KH Hasyim Asy’ari juga menyampaikan dalam Muktamar ke-16 NU di Purwokerto, Jawa Tengah, pada tahun 1946, bahwa kebangkitan Islam tidak akan terjadi di negeri-negeri yang masih dijajah. Oleh karena itu, perjuangan melawan penjajah bukan hanya demi kemerdekaan bangsa, tetapi juga demi tegaknya syariat Islam. Pandangan ini mencerminkan keyakinan bahwa hubbul wathan minal iman (cinta tanah air bagian dari iman), sehingga membela negara adalah bagian dari iman seorang Muslim.
Hari Santri bukan hanya perayaan sejarah, tetapi juga refleksi atas semangat juang yang diwariskan oleh para kiai dan santri. Resolusi Jihad menjadi tonggak penting dalam perjuangan mempertahankan kemerdekaan, dan spirit tersebut terus dijaga hingga saat ini. Dengan memperingati Hari Santri setiap tahun, kita diingatkan untuk selalu menjaga semangat cinta tanah air dan keikhlasan dalam berjuang demi kebaikan bangsa dan negara.

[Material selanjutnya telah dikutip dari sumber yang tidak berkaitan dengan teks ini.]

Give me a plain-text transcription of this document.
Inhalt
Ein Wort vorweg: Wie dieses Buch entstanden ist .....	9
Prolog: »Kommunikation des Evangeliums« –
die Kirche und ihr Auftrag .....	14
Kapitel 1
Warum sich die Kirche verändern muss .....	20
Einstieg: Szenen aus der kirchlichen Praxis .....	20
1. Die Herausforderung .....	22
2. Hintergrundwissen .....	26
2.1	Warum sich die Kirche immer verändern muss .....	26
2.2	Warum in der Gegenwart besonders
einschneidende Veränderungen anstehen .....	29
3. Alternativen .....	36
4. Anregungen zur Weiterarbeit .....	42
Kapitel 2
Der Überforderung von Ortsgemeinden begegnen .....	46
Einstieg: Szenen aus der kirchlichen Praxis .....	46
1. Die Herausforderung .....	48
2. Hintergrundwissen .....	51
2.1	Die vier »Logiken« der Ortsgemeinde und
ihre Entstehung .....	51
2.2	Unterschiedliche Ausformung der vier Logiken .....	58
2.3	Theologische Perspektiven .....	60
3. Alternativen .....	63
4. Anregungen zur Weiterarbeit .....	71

Semangat ini harus terus hidup di tengah-tengah generasi muda, mengingat sejarah perjuangan para santri dan ulama yang telah mengorbankan segalanya demi kemerdekaan Indonesia. Santri tidak hanya belajar ilmu agama, tetapi juga siap membela tanah air kapan pun diperlukan sebuah pelajaran berharga dari peristiwa Resolusi Jihad.